Na temática da chamada “guerra às drogas”, o Ministério Público atua em centenas de processos que chegam aos montes em seus gabinetes, diariamente. Uma breve leitura desses autos apresenta um cenário que merece grave atenção, eis que vai na contramão do que a doutrina aponta como mister dos membros e membras ministeriais.
Na seara da Justiça Criminal, pequenos traficantes, muitas vezes flagrados com porções de drogas menores que um sachê de sal, são duramente punidos com penas desproporcionais ou, quando absolvidos ou condenados com penas em regime aberto, merecem recurso por parte do Ministério Público, em um claro controle social da população jovem, hipossuficiente e, em sua maioria, negra. Ao contrário, apreensões de grande quantidade de entorpecentes, em que os acusados possuem poder aquisitivo elevado, recebem outro tratamento, o que se dá, principalmente, em razão da advocacia privada e cara que se dedica com afinco ao caso e argumenta com veemência quanto às provas trazidas aos autos nesta espécie de crime, geralmente duvidosas e fracas. Enquanto, há indicadores no sentido de que “o mercado mundial de drogas gire em torno de US$ 320 bilhões por ano” [4], as prisões nacionais estão repletas de homens e mulheres que, em verdade, nada mais são do que marionetes no grande negócio da mercancia de entorpecentes.

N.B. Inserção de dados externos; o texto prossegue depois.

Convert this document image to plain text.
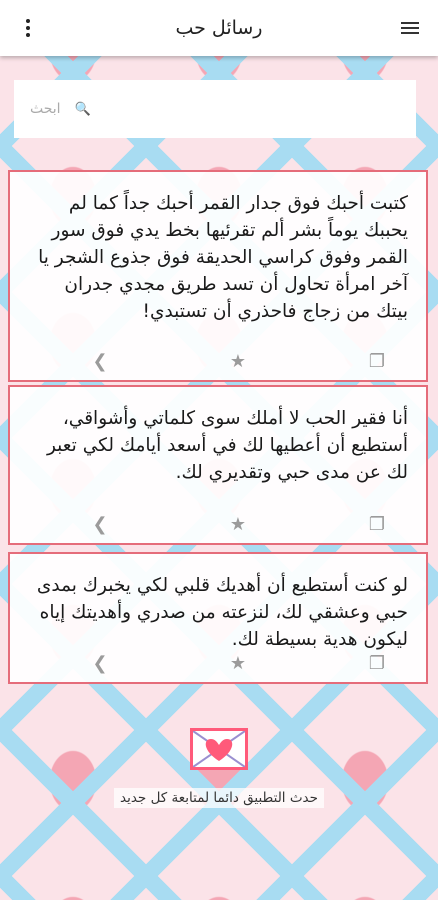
رسائل حب
🔍
ابحث
كتبت أحبك فوق جدار القمر أحبك جداً كما لم يحببك يوماً بشر ألم تقرئيها بخط يدي فوق سور القمر وفوق كراسي الحديقة فوق جذوع الشجر يا آخر امرأة تحاول أن تسد طريق مجدي جدران بيتك من زجاج فاحذري أن تستبدي!
❮	★	❐
أنا فقير الحب لا أملك سوى كلماتي وأشواقي، أستطيع أن أعطيها لك في أسعد أيامك لكي تعبر لك عن مدى حبي وتقديري لك.
❮	★	❐
لو كنت أستطيع أن أهديك قلبي لكي يخبرك بمدى حبي وعشقي لك، لنزعته من صدري وأهديتك إياه ليكون هدية بسيطة لك.
❮	★	❐
حدث التطبيق دائما لمتابعة كل جديد
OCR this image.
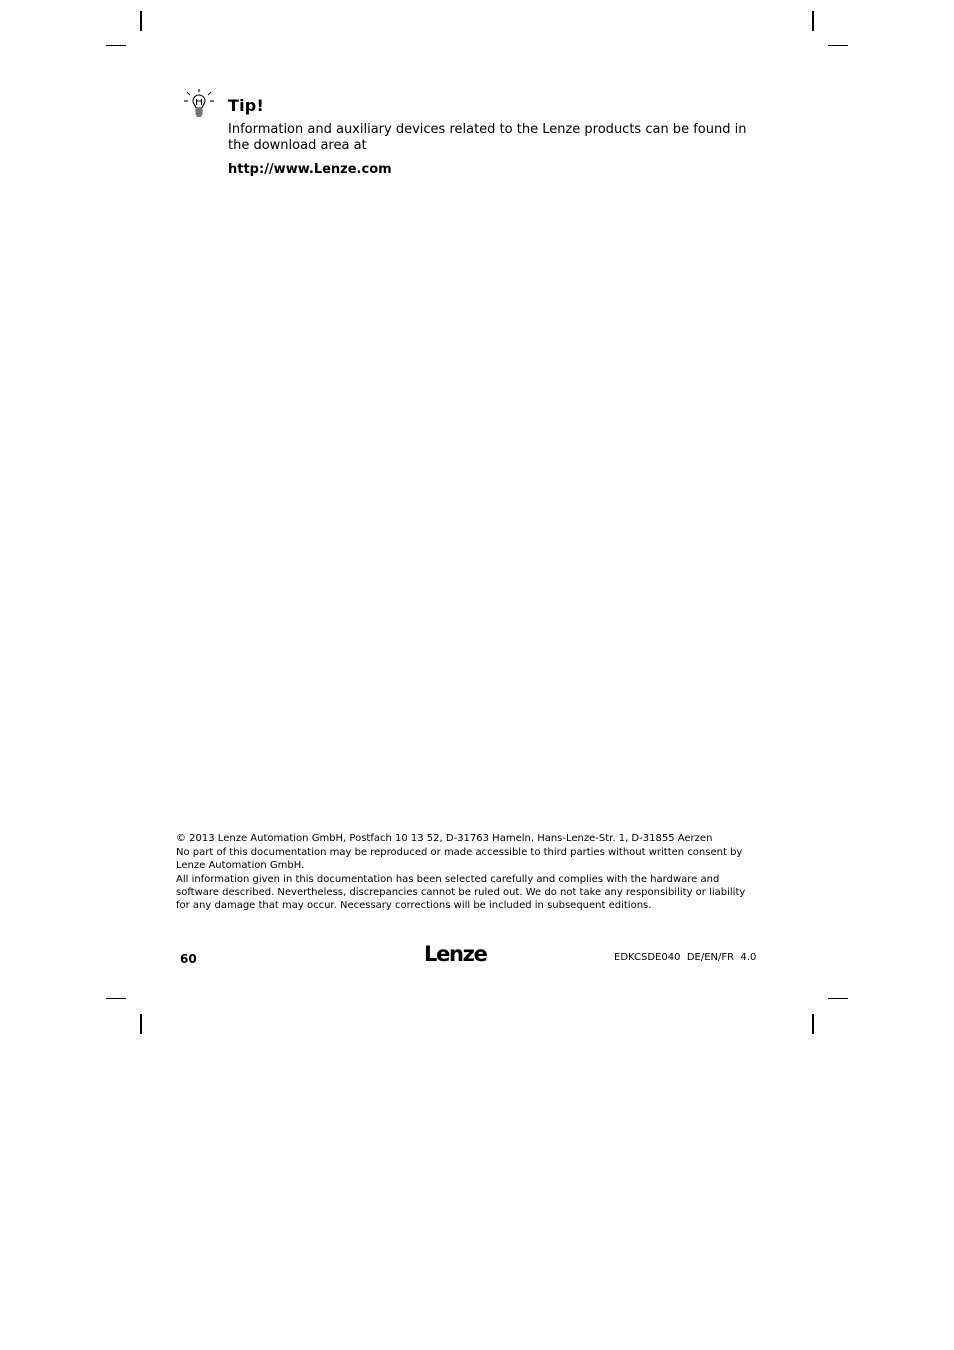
Tip!
Information and auxiliary devices related to the Lenze products can be found in the download area at
http://www.Lenze.com

© 2013 Lenze Automation GmbH, Postfach 10 13 52, D-31763 Hameln, Hans-Lenze-Str. 1, D-31855 Aerzen

No part of this documentation may be reproduced or made accessible to third parties without written consent by Lenze Automation GmbH.

All information given in this documentation has been selected carefully and complies with the hardware and software described. Nevertheless, discrepancies cannot be ruled out. We do not take any responsibility or liability for any damage that may occur. Necessary corrections will be included in subsequent editions.

60	Lenze	EDKCSDE040  DE/EN/FR  4.0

Neste ponto, não se pode esquecer que as prisões são espaço de violações de direitos humanos, já reconhecidos pelo Supremo Tribunal Federal [5]. Por unanimidade dos votos, neste mês de outubro de 2023, o Plenário do Supremo Tribunal Federal reconheceu a existência de um cenário de grave violação massiva de direitos, em que são negados às pessoas privadas de liberdade, por exemplo, os direitos à dignidade e integridade física, alimentação, higiene, saúde, estudo e trabalho, comprometendo a capacidade do sistema de cumprir os fins de garantir a segurança pública e “ressocializar” o indivíduo.

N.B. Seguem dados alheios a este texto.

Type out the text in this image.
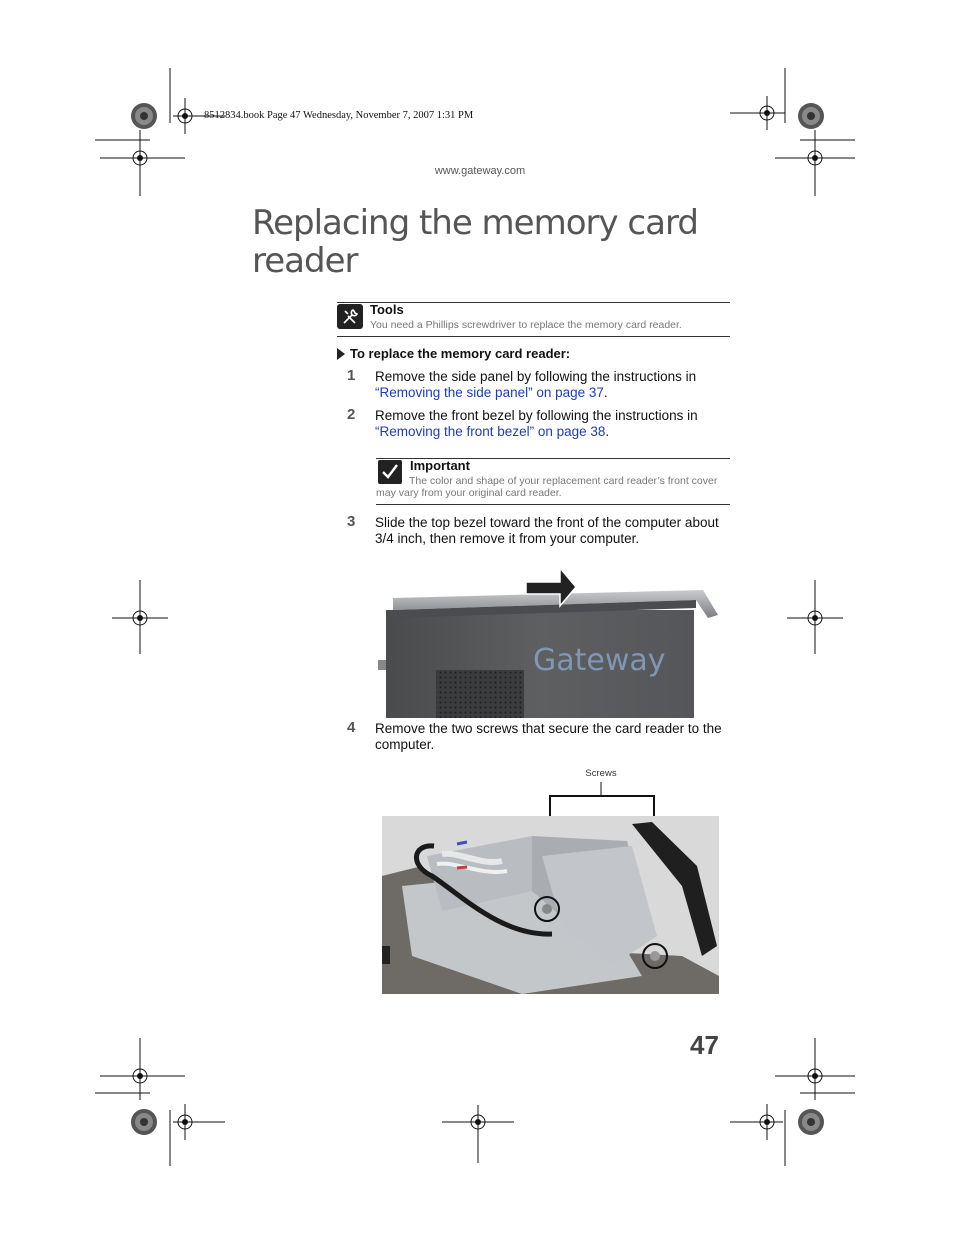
8512834.book Page 47 Wednesday, November 7, 2007 1:31 PM
www.gateway.com
Replacing the memory card reader
Tools
You need a Phillips screwdriver to replace the memory card reader.
To replace the memory card reader:
1	Remove the side panel by following the instructions in “Removing the side panel” on page 37.
2	Remove the front bezel by following the instructions in “Removing the front bezel” on page 38.
Important
The color and shape of your replacement card reader’s front cover may vary from your original card reader.
3	Slide the top bezel toward the front of the computer about 3/4 inch, then remove it from your computer.
Gateway
4	Remove the two screws that secure the card reader to the computer.
Screws
47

No que se refere ao sistema de justiça juvenil, adolescentes, também em sua maioria negros e pobres, enfrentam procedimentos de ato infracional que podem levar — e levam — à privação de sua liberdade, por acusações de tráfico de entorpecentes.

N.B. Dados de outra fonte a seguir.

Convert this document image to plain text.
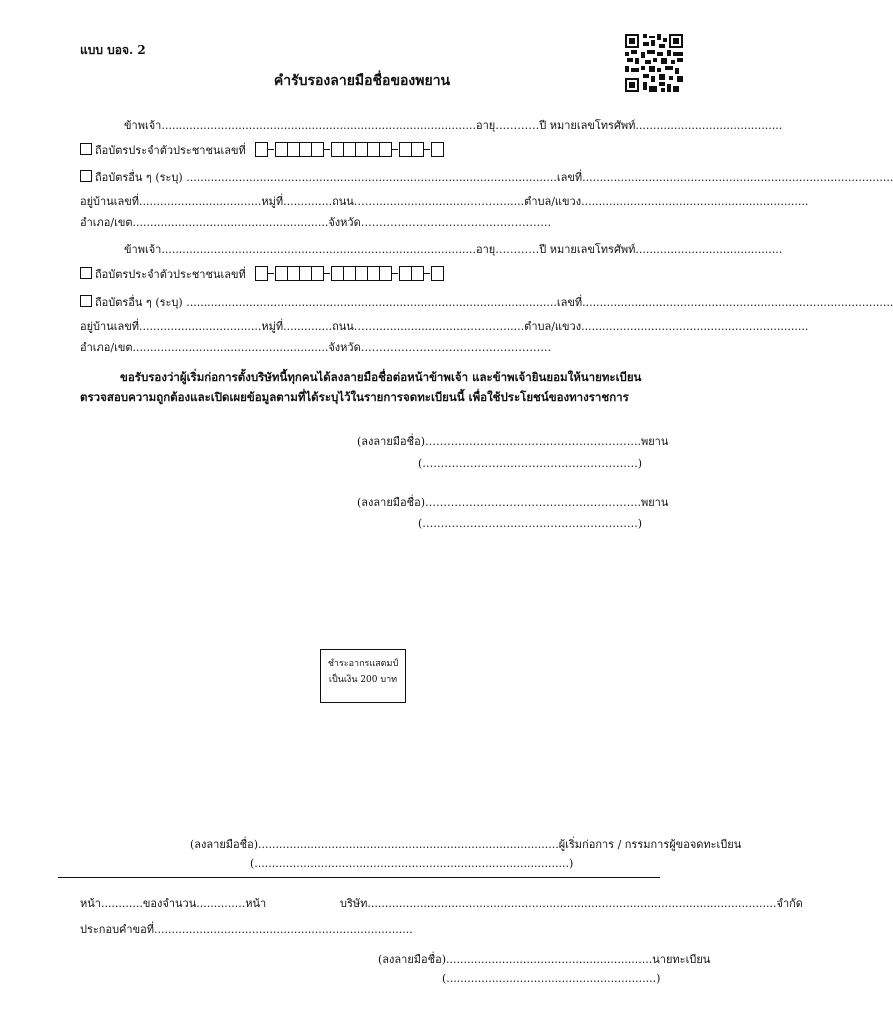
แบบ บอจ. 2
คำรับรองลายมือชื่อของพยาน
ข้าพเจ้า..........................................................................................อายุ…………ปี หมายเลขโทรศัพท์..........................................
ถือบัตรประจำตัวประชาชนเลขที่
ถือบัตรอื่น ๆ (ระบุ) ..........................................................................................................เลขที่.........................................................................................
อยู่บ้านเลขที่...................................หมู่ที่..............ถนน……...........................………......ตำบล/แขวง.................................................................
อำเภอ/เขต........................................................จังหวัด……………………………….……………
ข้าพเจ้า..........................................................................................อายุ…………ปี หมายเลขโทรศัพท์..........................................
ถือบัตรประจำตัวประชาชนเลขที่
ถือบัตรอื่น ๆ (ระบุ) ..........................................................................................................เลขที่.........................................................................................
อยู่บ้านเลขที่...................................หมู่ที่..............ถนน……...........................………......ตำบล/แขวง.................................................................
อำเภอ/เขต........................................................จังหวัด……………………………….……………
ขอรับรองว่าผู้เริ่มก่อการตั้งบริษัทนี้ทุกคนได้ลงลายมือชื่อต่อหน้าข้าพเจ้า และข้าพเจ้ายินยอมให้นายทะเบียนตรวจสอบความถูกต้องและเปิดเผยข้อมูลตามที่ได้ระบุไว้ในรายการจดทะเบียนนี้ เพื่อใช้ประโยชน์ของทางราชการ
(ลงลายมือชื่อ)…………………………………………………..พยาน
(……………………..…………..……………….)
(ลงลายมือชื่อ)…………………………………………………..พยาน
(……………………..…………..……………….)
ชำระอากรแสตมป์
เป็นเงิน 200 บาท
(ลงลายมือชื่อ)......................................................................................ผู้เริ่มก่อการ / กรรมการผู้ขอจดทะเบียน
(..........................................................................................)
หน้า............ของจำนวน..............หน้า	บริษัท.....................................................................................................................จำกัด
ประกอบคำขอที่..........................................................................
(ลงลายมือชื่อ)...........................................................นายทะเบียน
(............................................................)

Importante registrar que tais acusações, em quase cem por cento dos casos, são embasadas exclusivamente na prova testemunhal dos mesmos policiais envolvidos na diligência, meramente repetida em juízo. Importante registrar também que estes adolescentes se apresentam nas audiências em condições de vulnerabilidade e miséria e que, em quase todas as vezes, necessitam de amparo de políticas públicas socioassistenciais. Muito embora a Organização Internacional do Trabalho (OIT), há décadas, alerte para o fato de que o envolvimento de crianças e adolescentes em tráfico de entorpecentes seja uma das piores formas de trabalho infantil, muito pouco se tem feito no enfrentamento a esta realidade [6].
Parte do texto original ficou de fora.